In my view our invasion and occupation of Afghanistan exemplified a struggle between political and strategic interest. Politically, President Bush had to respond militarily. Thinking objectively and strategically about it, while a military response was politically necessary, its most persistent effect has been the deaths of more Americans. Nuking Afghanistan, as wanted by some, would have been widely condemned and might well have resulted in U. S. leaders becoming subject to war crimes charges.

Or, said another way, I think that practically everything we’ve done since September 12, 2001 has been wrong, counterproductive even. I said so at the time and I still think so. Political interest has triumphed over our strategic interest again and again.

4 comments… add one
  • TarsTarkas Link

    IMO once we drove the Taliban from power we should have continued to pursue them and Al-Qaeda wherever they went in that corner of the world and compelled Pakistan to assist until they were ground into the dirt. And then left. Modern-day Roman punitive expedition.

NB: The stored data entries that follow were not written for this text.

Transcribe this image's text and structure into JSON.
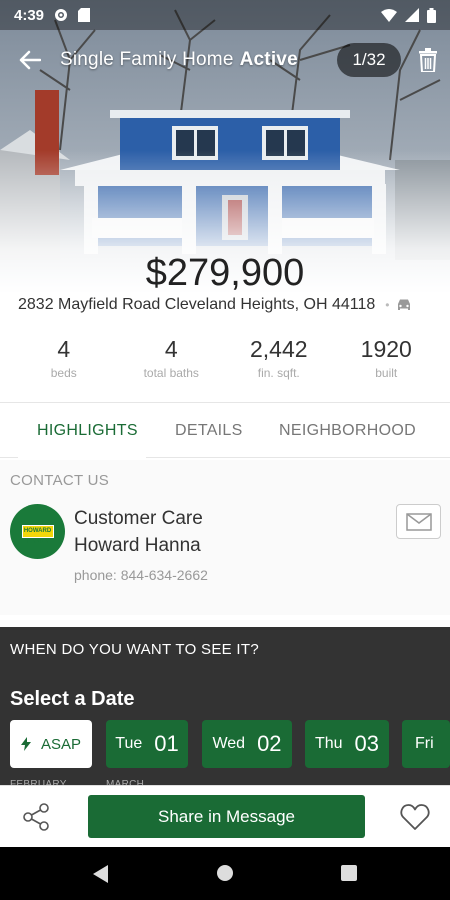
{
  "status_bar": {
    "time": "4:39",
    "icons": [
      "gear-icon",
      "sd-card-icon",
      "wifi-icon",
      "cellular-icon",
      "battery-icon"
    ]
  },
  "header": {
    "back_icon": "arrow-left-icon",
    "title": "Single Family Home",
    "status": "Active",
    "photo_counter": "1/32",
    "trash_icon": "trash-icon"
  },
  "listing": {
    "price": "$279,900",
    "address": "2832 Mayfield Road  Cleveland Heights, OH 44118",
    "address_separator": "•",
    "car_icon": "car-icon"
  },
  "stats": [
    {
      "value": "4",
      "label": "beds"
    },
    {
      "value": "4",
      "label": "total baths"
    },
    {
      "value": "2,442",
      "label": "fin. sqft."
    },
    {
      "value": "1920",
      "label": "built"
    }
  ],
  "tabs": [
    {
      "label": "HIGHLIGHTS",
      "active": true
    },
    {
      "label": "DETAILS",
      "active": false
    },
    {
      "label": "NEIGHBORHOOD",
      "active": false
    }
  ],
  "contact": {
    "heading": "CONTACT US",
    "logo_text": "HOWARD HANNA",
    "name_line1": "Customer Care",
    "name_line2": "Howard Hanna",
    "phone": "phone: 844-634-2662",
    "mail_icon": "envelope-icon"
  },
  "schedule": {
    "question": "WHEN DO YOU WANT TO SEE IT?",
    "title": "Select a Date",
    "asap_label": "ASAP",
    "dates": [
      {
        "dow": "Tue",
        "day": "01"
      },
      {
        "dow": "Wed",
        "day": "02"
      },
      {
        "dow": "Thu",
        "day": "03"
      },
      {
        "dow": "Fri",
        "day": ""
      }
    ],
    "month_labels": [
      "FEBRUARY",
      "MARCH"
    ]
  },
  "bottom_bar": {
    "share_label": "Share in Message",
    "share_icon": "share-icon",
    "favorite_icon": "heart-icon"
  },
  "colors": {
    "brand_green": "#1a6b35",
    "schedule_bg": "#333333"
  }
}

The next generation might forget what happened and want vengeance, but the survivors would have still been around to tell them ‘don’t piss off America! See what happened to us!’ Most ME cultures conflate mercy with weakness, restraint with softness, and act accordingly.

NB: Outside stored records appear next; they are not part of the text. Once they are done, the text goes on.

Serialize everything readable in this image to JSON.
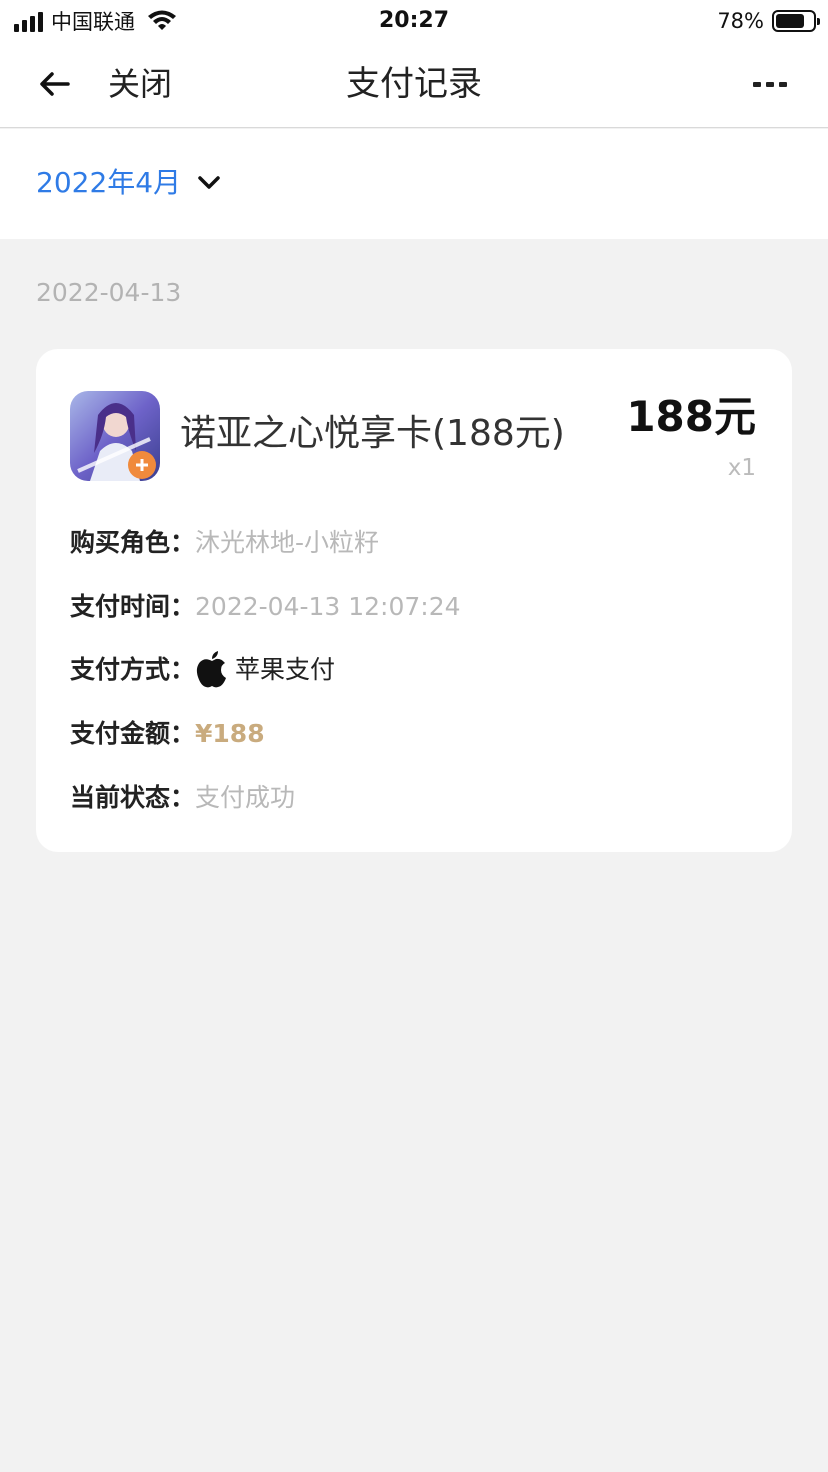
{
  "status_bar": {
    "carrier": "中国联通",
    "time": "20:27",
    "battery_percent": "78%",
    "battery_level": 0.78
  },
  "nav": {
    "close_label": "关闭",
    "title": "支付记录"
  },
  "month_selector": {
    "label": "2022年4月"
  },
  "date_heading": "2022-04-13",
  "record": {
    "product_name": "诺亚之心悦享卡(188元)",
    "price": "188元",
    "quantity": "x1",
    "details": {
      "role_label": "购买角色：",
      "role_value": "沐光林地-小粒籽",
      "time_label": "支付时间：",
      "time_value": "2022-04-13 12:07:24",
      "method_label": "支付方式：",
      "method_value": "苹果支付",
      "amount_label": "支付金额：",
      "amount_value": "¥188",
      "status_label": "当前状态：",
      "status_value": "支付成功"
    }
  },
  "colors": {
    "accent_blue": "#2f7be6",
    "amount_gold": "#c9ab7e",
    "muted_gray": "#b8b8b8",
    "background": "#f2f2f2"
  },
  "icons": [
    "signal-icon",
    "wifi-icon",
    "battery-icon",
    "back-arrow-icon",
    "more-icon",
    "chevron-down-icon",
    "game-app-icon",
    "apple-icon"
  ]
}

  • IMO once we drove the Taliban from power we should have continued to pursue them and Al-Qaeda wherever they went in that corner of the world and compelled Pakistan to assist until they were ground into the dirt.

    There was a logistical problem. We couldn’t supply our forces without Pakistan’s cooperation and retaining Pakistan’s cooperation required us not to follow the Taliban or Al Qaeda into Pakistan. Said another way your plan wasn’t a viable alternative.

    The additional complication is that as soon as our forces set foot in Afghanistan and we had removed Afghanistan’s government we became the occupying power under conventions to which we are signatory and failing to conform to the obligations we assumed under those conventions would have been a war crime.

  • Greyshambler Link

    Total punitive war has its limitations in the nuclear age.
    If I recall correctly OBL wanted us to do what we did, because of his experience with Russia. To some degree he was successful, bleeding our budget and our will.

  • steve Link

    “IMO once we drove the Taliban from power we should have continued to pursue them and Al-Qaeda wherever they went in that corner of the world and compelled Pakistan to assist until they were ground into the dirt.”

    A good example of magical thinking regarding our military. If we made it our national priority and spent an ungodly amount of our GDP and were willing to lose lots of lives we could do this (probably) and overcome there logistical issues, but the follow on effects would have also been very costly. Not something you could do with a couple of battalions over a few months.